The study, “Discriminative power of salivary gland ultrasound in relation to symptom-based endotypes in suspected and definite primary Sjögren’s Syndrome” was published in Seminars in Arthritis and Rheumatism.
Primary Sjögren’s syndrome (pSS) is a chronic autoimmune disorder whose hallmark symptoms include dryness of the eyes, mouth, and other body parts. Its symptoms can vary, however.
A prior study analyzed patient-reported outcomes to develop the Newcastle Sjögren’s Stratification Tool. Using this tool, patients can be categorized into four major subgroups, or endotypes, depending on their symptoms. These endotypes include low symptom burden (LSB), pain dominant with fatigue (PDF), dryness dominant with fatigue (DDF), and high symptom burden (HSB).
Salivary gland ultrasonography (SGUS) is an inexpensive and noninvasive imaging analysis tool frequently used to evaluate structural changes in the salivary glands of people with pSS. Moreover, it was previously shown to help stratify patients and work as a marker of therapy response.
Researchers at the University of Ghent, Belgium assessed whether SGUS could be used to stratify patients according to the already identified endotypes.
In total, they analyzed data collected over the course of almost three years from 290 participants of the Belgian Sjögren’s Syndrome Transition Trial (BeSSTT).
Participants were randomly assigned to two groups: the discovery and the replication groups. The discovery group included 203 patients who were either thought to have pSS (80 patients; mean age, 46 years) or had been diagnosed with the disorder (123 patients; mean age, 54 years). Most patients in this group were female (88.7%) and had dry eyes and dry mouth, collectively known as sicca symptoms (86.7%).
The replication group included 87 patients, of whom 48 had been diagnosed with pSS and 39 were suspected of having it.
Data from the discovery group showed the Newcastle Sjögren’s Stratification Tool led to the stratification of patients into the four endotypes, in both those with definite or suspected pSS.
SGUS was conducted by two radiologists and the scans were evaluated according to the Hocevar score, which ranges from zero to 48. A score of 17 or above signals a positive alteration in the ultrasound. SGUS had a “strong discriminative power for pSS classification,” particularly in the DDF endotype, analyses showed.
In patients with definite pSS, Hocevar scores were significantly higher in the DDF subgroup compared with the other subtypes (mean score of 38 vs. 18), apart from HSB.
Patients with a high positive SGUS had significantly more dryness, had a lower unstimulated salivary flow rate (USFR), and a higher ocular staining score, indicating more severe eye damage, than those with a negative SGUS score.
These patients also showed other alterations, including having a lower number of white blood cells and higher levels of rheumatoid factor and anti-SSB/La autoantibodies, self-reactive antibodies associated with Sjögren’s.

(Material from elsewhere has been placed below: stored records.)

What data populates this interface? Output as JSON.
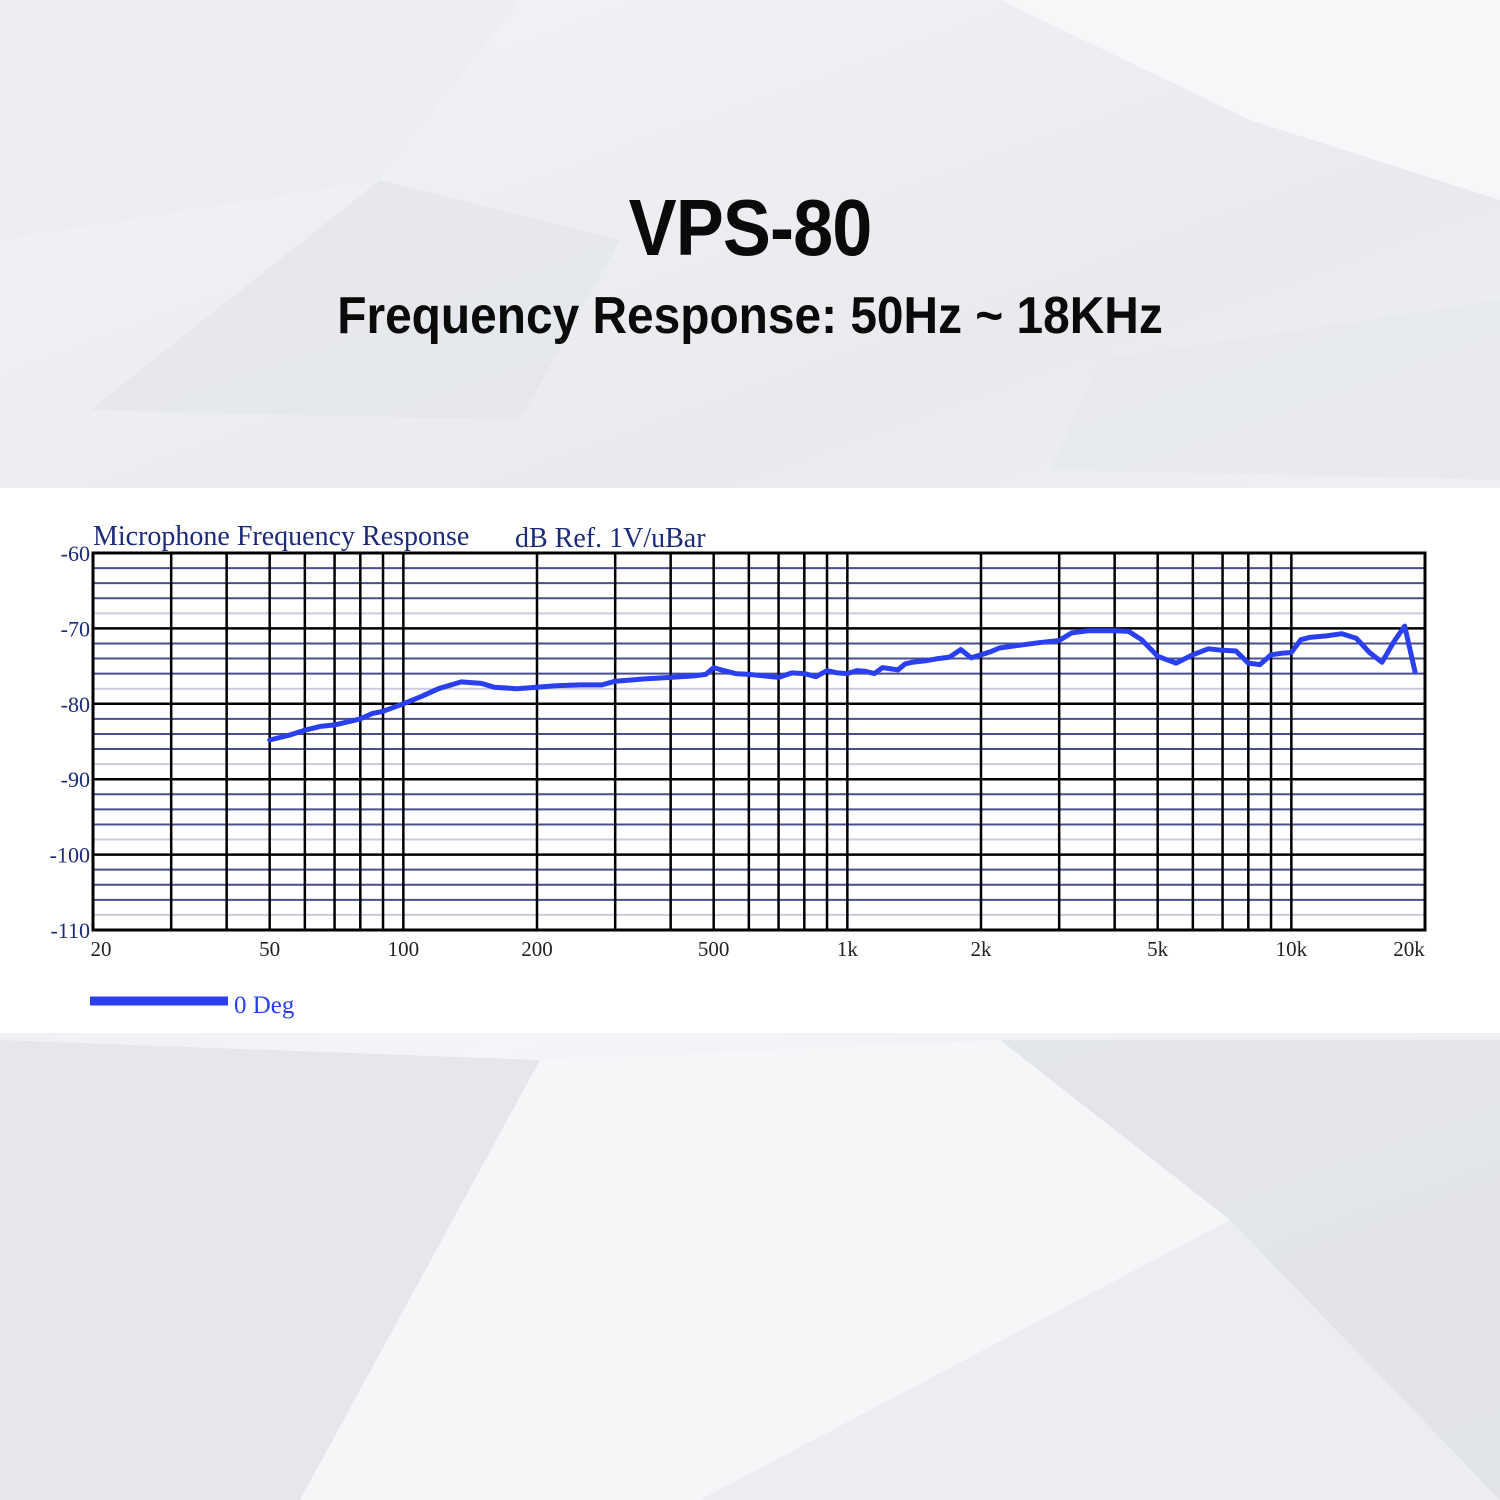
{
  "header": {
    "title": "VPS-80",
    "subtitle": "Frequency Response: 50Hz ~ 18KHz"
  },
  "chart_data": {
    "type": "line",
    "title": "Microphone Frequency Response",
    "ylabel": "dB Ref. 1V/uBar",
    "xlabel": "",
    "xscale": "log",
    "xlim": [
      20,
      20000
    ],
    "ylim": [
      -110,
      -60
    ],
    "x_ticks": [
      20,
      50,
      100,
      200,
      500,
      1000,
      2000,
      5000,
      10000,
      20000
    ],
    "x_tick_labels": [
      "20",
      "50",
      "100",
      "200",
      "500",
      "1k",
      "2k",
      "5k",
      "10k",
      "20k"
    ],
    "y_ticks": [
      -60,
      -70,
      -80,
      -90,
      -100,
      -110
    ],
    "y_tick_labels": [
      "-60",
      "-70",
      "-80",
      "-90",
      "-100",
      "-110"
    ],
    "grid": true,
    "legend_position": "bottom-left",
    "series": [
      {
        "name": "0 Deg",
        "color": "#2a3ff0",
        "x": [
          50,
          55,
          60,
          65,
          70,
          80,
          85,
          90,
          100,
          110,
          120,
          135,
          150,
          160,
          180,
          200,
          220,
          250,
          280,
          300,
          350,
          400,
          450,
          480,
          500,
          520,
          560,
          600,
          650,
          700,
          750,
          800,
          850,
          900,
          950,
          1000,
          1050,
          1100,
          1150,
          1200,
          1300,
          1350,
          1400,
          1500,
          1600,
          1700,
          1800,
          1900,
          2000,
          2100,
          2200,
          2400,
          2700,
          3000,
          3200,
          3500,
          4000,
          4300,
          4600,
          5000,
          5500,
          6000,
          6500,
          7000,
          7500,
          8000,
          8500,
          9000,
          9500,
          10000,
          10500,
          11000,
          12000,
          13000,
          14000,
          15000,
          16000,
          17000,
          18000,
          19000
        ],
        "values": [
          -84.8,
          -84.2,
          -83.5,
          -83.0,
          -82.8,
          -82.0,
          -81.3,
          -81.0,
          -80.0,
          -79.0,
          -78.0,
          -77.1,
          -77.3,
          -77.8,
          -78.0,
          -77.8,
          -77.6,
          -77.5,
          -77.5,
          -77.0,
          -76.7,
          -76.5,
          -76.3,
          -76.1,
          -75.2,
          -75.5,
          -76.0,
          -76.1,
          -76.3,
          -76.5,
          -75.9,
          -76.0,
          -76.4,
          -75.6,
          -75.9,
          -76.0,
          -75.6,
          -75.7,
          -76.0,
          -75.2,
          -75.5,
          -74.7,
          -74.5,
          -74.3,
          -74.0,
          -73.8,
          -72.8,
          -73.9,
          -73.5,
          -73.1,
          -72.6,
          -72.3,
          -71.9,
          -71.6,
          -70.6,
          -70.3,
          -70.3,
          -70.4,
          -71.5,
          -73.7,
          -74.6,
          -73.5,
          -72.7,
          -72.9,
          -73.0,
          -74.6,
          -74.8,
          -73.5,
          -73.3,
          -73.2,
          -71.5,
          -71.2,
          -71.0,
          -70.7,
          -71.3,
          -73.2,
          -74.5,
          -71.8,
          -69.7,
          -75.8
        ]
      }
    ]
  },
  "legend": {
    "label": "0 Deg",
    "color": "#2a3ff0"
  }
}
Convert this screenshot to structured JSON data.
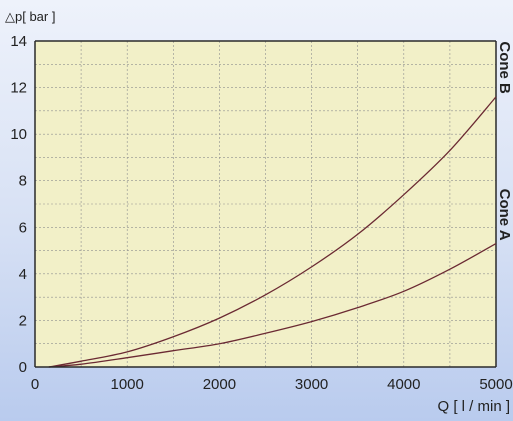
{
  "chart_data": {
    "type": "line",
    "ylabel": "△p[ bar ]",
    "xlabel": "Q [ l / min ]",
    "xlim": [
      0,
      5000
    ],
    "ylim": [
      0,
      14
    ],
    "x_ticks": [
      0,
      1000,
      2000,
      3000,
      4000,
      5000
    ],
    "y_ticks": [
      0,
      2,
      4,
      6,
      8,
      10,
      12,
      14
    ],
    "grid": true,
    "series": [
      {
        "name": "Cone B",
        "color": "#6b2a33",
        "x": [
          150,
          500,
          1000,
          1500,
          2000,
          2500,
          3000,
          3500,
          4000,
          4500,
          5000
        ],
        "y": [
          0.0,
          0.25,
          0.65,
          1.3,
          2.1,
          3.1,
          4.3,
          5.7,
          7.4,
          9.3,
          11.6
        ]
      },
      {
        "name": "Cone A",
        "color": "#6b2a33",
        "x": [
          150,
          500,
          1000,
          1500,
          2000,
          2500,
          3000,
          3500,
          4000,
          4500,
          5000
        ],
        "y": [
          0.0,
          0.12,
          0.4,
          0.7,
          1.0,
          1.45,
          1.95,
          2.55,
          3.25,
          4.2,
          5.3
        ]
      }
    ]
  }
}
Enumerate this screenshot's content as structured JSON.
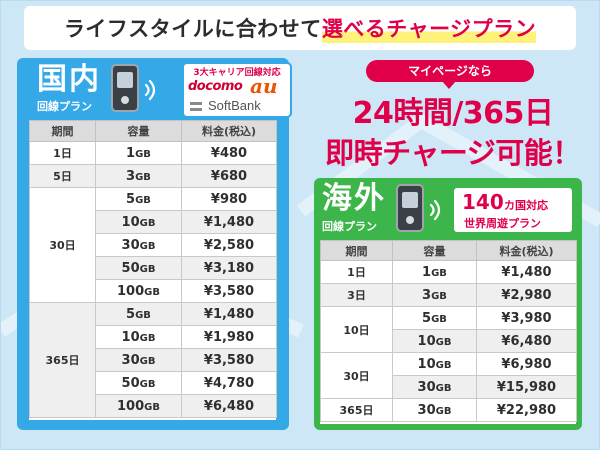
{
  "headline": {
    "part1": "ライフスタイルに合わせて",
    "part2": "選べるチャージプラン"
  },
  "domestic": {
    "title": "国内",
    "subtitle": "回線プラン",
    "carriers": {
      "header": "3大キャリア回線対応",
      "docomo": "docomo",
      "au": "au",
      "softbank": "SoftBank"
    },
    "table": {
      "headers": [
        "期間",
        "容量",
        "料金(税込)"
      ],
      "rows": [
        {
          "period": "1日",
          "gb": "1",
          "price": "¥480"
        },
        {
          "period": "5日",
          "gb": "3",
          "price": "¥680"
        },
        {
          "period": "30日",
          "gb": "5",
          "price": "¥980"
        },
        {
          "period": "",
          "gb": "10",
          "price": "¥1,480"
        },
        {
          "period": "",
          "gb": "30",
          "price": "¥2,580"
        },
        {
          "period": "",
          "gb": "50",
          "price": "¥3,180"
        },
        {
          "period": "",
          "gb": "100",
          "price": "¥3,580"
        },
        {
          "period": "365日",
          "gb": "5",
          "price": "¥1,480"
        },
        {
          "period": "",
          "gb": "10",
          "price": "¥1,980"
        },
        {
          "period": "",
          "gb": "30",
          "price": "¥3,580"
        },
        {
          "period": "",
          "gb": "50",
          "price": "¥4,780"
        },
        {
          "period": "",
          "gb": "100",
          "price": "¥6,480"
        }
      ]
    }
  },
  "unit": "GB",
  "mypage": {
    "badge": "マイページなら",
    "line1": "24時間/365日",
    "line2": "即時チャージ可能！"
  },
  "overseas": {
    "title": "海外",
    "subtitle": "回線プラン",
    "countries": {
      "number": "140",
      "unit": "カ国対応",
      "roaming": "世界周遊プラン"
    },
    "table": {
      "headers": [
        "期間",
        "容量",
        "料金(税込)"
      ],
      "rows": [
        {
          "period": "1日",
          "gb": "1",
          "price": "¥1,480"
        },
        {
          "period": "3日",
          "gb": "3",
          "price": "¥2,980"
        },
        {
          "period": "10日",
          "gb": "5",
          "price": "¥3,980"
        },
        {
          "period": "",
          "gb": "10",
          "price": "¥6,480"
        },
        {
          "period": "30日",
          "gb": "10",
          "price": "¥6,980"
        },
        {
          "period": "",
          "gb": "30",
          "price": "¥15,980"
        },
        {
          "period": "365日",
          "gb": "30",
          "price": "¥22,980"
        }
      ]
    }
  },
  "colors": {
    "blue": "#35a8e8",
    "green": "#3cb54a",
    "pink": "#e0004a",
    "background": "#cde7f6"
  },
  "icons": {
    "router": "pocket-wifi-router-icon",
    "wifi": "wifi-signal-icon"
  }
}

Based on these findings, researchers estimated SGUS can help diagnose pSS with a 60.2% sensitivity and 72.5% specificity. A test’s sensitivity is its ability to correctly identify those with a given disease, while its specificity refers to its ability to correctly identify those without it.
These values were even higher in the DDF subgroup, with SGUS being able to discriminate patients with 80.0% sensitivity and 81.8% specificity. Similar findings were seen in the replication group.
“These results not only support SGUS as an additional tool in pSS classification criteria, but above all in patient stratification and clinical trial development,” the researchers wrote.